Hi! I am implementing a simple algorithm to compute squared variance of gradients. For this, I need to compute gradients of the network for each sample in my batch. As far as I understand, loss.backward() computes gradients for each sample and then averages them. Is there any flag which outputs gradients for each sample before their averaging? Thanks!
As far as I know you cannot get specific grads unless you backpropagate for each loss term before averaging.
You can get element-wise loses by passing reduce=False
Check any loss’ docs to see
So, in short,
criterion = nn.Loss(reduce=False) ... losses = criterion(pred,gt) for loss in losses: loss.backward(retain_graph=True)
Hi @JuanFMontesinos ! Thank for reply! Yes, I am aware of loss “reduction”. However, I need gradients of the network itself. At the moment, I am forwarding and backwarding each sample, which is very slow.
As I aforementioned, you can backpropagate each element before reduction. At least this will speed up forward.

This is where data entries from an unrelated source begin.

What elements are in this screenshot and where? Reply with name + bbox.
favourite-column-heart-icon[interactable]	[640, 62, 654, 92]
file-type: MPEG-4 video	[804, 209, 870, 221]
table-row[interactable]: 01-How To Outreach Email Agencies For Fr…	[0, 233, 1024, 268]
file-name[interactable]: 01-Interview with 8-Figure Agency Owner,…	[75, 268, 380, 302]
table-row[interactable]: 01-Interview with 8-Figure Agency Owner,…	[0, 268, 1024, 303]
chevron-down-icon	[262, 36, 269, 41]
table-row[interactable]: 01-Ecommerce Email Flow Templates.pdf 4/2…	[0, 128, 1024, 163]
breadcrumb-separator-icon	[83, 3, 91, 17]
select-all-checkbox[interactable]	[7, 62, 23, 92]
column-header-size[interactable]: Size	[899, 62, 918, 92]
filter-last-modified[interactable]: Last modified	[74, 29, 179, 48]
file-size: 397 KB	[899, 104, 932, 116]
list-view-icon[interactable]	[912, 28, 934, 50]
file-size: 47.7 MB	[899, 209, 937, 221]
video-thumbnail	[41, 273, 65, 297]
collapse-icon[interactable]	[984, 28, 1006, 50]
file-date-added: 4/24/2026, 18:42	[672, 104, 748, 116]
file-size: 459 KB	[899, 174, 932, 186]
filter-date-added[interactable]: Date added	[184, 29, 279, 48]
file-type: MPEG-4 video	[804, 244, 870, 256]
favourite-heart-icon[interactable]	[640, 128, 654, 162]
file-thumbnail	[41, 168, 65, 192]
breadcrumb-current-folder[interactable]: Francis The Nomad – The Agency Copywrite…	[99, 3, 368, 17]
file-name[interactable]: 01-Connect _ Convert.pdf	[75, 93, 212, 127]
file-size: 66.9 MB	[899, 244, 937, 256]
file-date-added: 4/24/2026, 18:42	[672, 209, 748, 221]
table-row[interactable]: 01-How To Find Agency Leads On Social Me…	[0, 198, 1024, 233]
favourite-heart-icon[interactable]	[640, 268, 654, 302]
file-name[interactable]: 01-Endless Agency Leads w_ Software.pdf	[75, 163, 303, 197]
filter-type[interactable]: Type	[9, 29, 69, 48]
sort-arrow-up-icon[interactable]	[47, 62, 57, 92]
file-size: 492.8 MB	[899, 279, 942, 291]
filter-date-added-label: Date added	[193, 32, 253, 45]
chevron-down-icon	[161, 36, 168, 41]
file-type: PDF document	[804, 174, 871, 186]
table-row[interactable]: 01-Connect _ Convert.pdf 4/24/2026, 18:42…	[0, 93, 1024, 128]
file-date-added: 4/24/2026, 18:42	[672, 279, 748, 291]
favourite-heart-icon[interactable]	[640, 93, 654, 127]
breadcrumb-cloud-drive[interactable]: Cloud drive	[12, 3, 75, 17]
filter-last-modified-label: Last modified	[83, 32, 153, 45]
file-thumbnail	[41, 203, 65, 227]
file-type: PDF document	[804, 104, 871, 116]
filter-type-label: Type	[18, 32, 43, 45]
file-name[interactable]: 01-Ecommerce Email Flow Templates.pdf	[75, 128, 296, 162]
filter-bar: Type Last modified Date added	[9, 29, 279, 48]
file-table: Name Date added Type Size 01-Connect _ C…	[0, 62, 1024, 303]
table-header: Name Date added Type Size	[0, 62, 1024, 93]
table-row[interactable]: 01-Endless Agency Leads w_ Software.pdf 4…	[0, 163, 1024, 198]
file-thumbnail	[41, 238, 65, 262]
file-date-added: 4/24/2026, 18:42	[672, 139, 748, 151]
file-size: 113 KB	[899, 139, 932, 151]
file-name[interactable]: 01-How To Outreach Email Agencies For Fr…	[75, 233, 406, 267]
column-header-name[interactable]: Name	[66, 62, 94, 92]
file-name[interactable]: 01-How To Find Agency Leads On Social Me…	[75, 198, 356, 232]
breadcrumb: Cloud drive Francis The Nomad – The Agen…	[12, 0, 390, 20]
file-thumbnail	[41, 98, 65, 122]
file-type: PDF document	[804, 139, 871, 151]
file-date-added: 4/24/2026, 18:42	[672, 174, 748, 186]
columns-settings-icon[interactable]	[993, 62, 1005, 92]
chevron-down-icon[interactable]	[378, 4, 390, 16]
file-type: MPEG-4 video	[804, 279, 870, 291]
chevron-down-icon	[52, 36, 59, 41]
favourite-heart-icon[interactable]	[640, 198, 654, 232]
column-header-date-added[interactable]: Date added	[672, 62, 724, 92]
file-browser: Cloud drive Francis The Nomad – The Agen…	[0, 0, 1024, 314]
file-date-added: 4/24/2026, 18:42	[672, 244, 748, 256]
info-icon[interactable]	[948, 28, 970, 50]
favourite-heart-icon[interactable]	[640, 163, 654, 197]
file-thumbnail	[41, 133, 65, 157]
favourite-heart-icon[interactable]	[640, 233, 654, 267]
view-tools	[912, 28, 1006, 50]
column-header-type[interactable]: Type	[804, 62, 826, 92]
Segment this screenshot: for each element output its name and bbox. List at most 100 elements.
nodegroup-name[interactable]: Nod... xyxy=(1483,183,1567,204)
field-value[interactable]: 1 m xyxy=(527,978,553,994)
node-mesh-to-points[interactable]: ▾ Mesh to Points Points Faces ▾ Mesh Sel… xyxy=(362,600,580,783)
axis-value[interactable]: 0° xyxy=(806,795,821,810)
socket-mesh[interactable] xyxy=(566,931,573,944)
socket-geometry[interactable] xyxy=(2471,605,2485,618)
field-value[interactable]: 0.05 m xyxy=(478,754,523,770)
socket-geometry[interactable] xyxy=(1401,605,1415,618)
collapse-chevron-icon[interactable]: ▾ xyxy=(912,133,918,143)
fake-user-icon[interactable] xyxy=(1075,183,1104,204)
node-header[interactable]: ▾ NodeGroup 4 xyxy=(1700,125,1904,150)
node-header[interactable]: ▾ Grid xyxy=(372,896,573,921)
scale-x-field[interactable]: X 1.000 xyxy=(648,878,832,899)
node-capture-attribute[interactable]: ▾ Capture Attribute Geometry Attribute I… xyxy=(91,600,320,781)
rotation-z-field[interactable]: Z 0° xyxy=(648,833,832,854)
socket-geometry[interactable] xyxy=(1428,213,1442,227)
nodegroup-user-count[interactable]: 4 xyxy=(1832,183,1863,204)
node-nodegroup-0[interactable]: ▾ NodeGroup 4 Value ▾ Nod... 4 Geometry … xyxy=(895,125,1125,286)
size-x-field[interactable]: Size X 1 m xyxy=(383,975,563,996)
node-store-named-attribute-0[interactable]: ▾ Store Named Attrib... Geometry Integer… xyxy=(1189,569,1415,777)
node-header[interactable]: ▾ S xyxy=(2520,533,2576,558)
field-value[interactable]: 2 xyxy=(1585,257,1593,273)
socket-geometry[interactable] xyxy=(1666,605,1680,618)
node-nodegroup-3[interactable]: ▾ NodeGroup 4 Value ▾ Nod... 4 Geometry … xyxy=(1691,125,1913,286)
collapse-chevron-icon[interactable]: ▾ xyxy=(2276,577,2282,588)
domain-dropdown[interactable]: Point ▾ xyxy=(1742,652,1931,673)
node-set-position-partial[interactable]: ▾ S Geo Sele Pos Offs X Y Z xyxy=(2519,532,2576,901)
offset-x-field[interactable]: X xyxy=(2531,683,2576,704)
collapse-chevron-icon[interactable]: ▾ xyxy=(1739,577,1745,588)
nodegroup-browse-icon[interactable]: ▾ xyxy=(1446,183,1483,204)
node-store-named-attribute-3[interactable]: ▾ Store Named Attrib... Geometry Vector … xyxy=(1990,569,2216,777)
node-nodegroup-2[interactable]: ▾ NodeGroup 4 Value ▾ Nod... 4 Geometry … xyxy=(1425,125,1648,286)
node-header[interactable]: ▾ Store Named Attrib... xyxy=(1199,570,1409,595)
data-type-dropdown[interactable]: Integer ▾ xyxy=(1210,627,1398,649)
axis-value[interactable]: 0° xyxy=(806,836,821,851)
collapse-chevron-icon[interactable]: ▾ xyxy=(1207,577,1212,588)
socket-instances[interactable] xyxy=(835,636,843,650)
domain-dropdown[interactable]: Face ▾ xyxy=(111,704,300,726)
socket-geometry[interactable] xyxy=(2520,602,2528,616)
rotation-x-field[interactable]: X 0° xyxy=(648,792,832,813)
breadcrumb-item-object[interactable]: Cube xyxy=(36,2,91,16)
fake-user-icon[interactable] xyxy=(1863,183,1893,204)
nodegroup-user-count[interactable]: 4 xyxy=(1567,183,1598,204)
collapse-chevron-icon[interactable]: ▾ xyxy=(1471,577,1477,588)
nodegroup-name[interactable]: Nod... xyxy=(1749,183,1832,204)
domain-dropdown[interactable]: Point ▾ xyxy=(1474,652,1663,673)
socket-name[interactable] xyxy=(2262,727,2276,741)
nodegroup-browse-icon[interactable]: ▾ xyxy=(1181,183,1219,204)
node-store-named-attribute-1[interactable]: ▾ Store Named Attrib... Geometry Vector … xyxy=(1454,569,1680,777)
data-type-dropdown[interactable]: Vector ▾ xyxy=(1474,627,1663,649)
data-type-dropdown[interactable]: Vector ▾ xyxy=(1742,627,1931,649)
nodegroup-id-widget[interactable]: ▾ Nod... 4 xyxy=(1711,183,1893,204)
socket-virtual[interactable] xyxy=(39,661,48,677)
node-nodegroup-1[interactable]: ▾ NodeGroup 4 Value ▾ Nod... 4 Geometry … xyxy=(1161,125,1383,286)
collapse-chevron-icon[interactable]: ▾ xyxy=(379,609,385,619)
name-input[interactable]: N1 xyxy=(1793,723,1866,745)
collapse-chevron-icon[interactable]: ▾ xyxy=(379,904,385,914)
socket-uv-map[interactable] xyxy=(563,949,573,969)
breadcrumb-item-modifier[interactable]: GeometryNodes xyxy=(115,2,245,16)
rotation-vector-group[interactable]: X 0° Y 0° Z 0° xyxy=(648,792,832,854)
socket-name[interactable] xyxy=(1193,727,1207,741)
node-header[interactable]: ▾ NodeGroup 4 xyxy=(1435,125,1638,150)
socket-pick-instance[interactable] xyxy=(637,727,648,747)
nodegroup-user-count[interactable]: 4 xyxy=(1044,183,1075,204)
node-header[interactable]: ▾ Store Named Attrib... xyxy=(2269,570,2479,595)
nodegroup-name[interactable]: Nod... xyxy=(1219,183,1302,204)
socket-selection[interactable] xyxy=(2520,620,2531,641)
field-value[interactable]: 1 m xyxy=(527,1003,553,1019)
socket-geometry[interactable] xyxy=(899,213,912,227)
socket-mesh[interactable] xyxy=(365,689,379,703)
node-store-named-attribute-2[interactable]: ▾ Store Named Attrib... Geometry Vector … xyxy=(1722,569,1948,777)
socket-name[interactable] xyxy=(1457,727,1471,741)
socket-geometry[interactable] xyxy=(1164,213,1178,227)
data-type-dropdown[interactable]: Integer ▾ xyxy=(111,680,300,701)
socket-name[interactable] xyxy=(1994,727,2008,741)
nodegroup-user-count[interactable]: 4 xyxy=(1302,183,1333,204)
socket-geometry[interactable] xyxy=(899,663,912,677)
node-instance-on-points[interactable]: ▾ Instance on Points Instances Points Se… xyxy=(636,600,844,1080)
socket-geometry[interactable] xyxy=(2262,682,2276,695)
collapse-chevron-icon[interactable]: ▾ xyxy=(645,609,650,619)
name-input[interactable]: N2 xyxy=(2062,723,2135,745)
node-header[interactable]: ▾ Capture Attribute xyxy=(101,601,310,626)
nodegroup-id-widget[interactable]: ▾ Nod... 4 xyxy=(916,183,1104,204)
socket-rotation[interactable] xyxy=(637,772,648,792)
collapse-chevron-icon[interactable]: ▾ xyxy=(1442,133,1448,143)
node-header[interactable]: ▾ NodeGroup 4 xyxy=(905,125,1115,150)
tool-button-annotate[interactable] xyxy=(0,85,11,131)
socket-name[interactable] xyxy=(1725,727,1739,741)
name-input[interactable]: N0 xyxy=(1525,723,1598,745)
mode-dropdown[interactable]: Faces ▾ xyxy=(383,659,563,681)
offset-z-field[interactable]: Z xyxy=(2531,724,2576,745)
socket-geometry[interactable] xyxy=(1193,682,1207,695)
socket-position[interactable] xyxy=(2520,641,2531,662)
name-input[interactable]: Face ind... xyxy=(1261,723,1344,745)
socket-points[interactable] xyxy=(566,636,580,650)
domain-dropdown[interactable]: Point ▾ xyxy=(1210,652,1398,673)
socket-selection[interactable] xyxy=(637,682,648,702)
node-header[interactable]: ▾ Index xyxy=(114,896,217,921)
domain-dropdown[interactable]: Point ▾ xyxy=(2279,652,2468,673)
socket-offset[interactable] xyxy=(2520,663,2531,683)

For backward, it has to be 1-by-1.
I think the whole system is built under the idea that you can access gradients doing param.grad, that’s why it would be a mess if you could filter out gradients from any element. Besides, the system is not aware of what “loss” or a batch is is. It just follows chain rule.
Just a minor,
reduce h/b deprecated. Use
- reduction ( string , optional ) – Specifies the reduction to apply to the output:
'none': no reduction will be applied,
'mean': the sum of the output will be divided by the number of elements in the output,
'sum': the output will be summed. Note:
reduceare in the process of being deprecated, and in the meantime, specifying either of those two args will override
Probable you are looking for option:
If you use simple NN, you can use tricks like the one mentionned here to reuse computations.
I have a customised layer as will in my NN. So is there anyway to still use the trick that you mentioned please?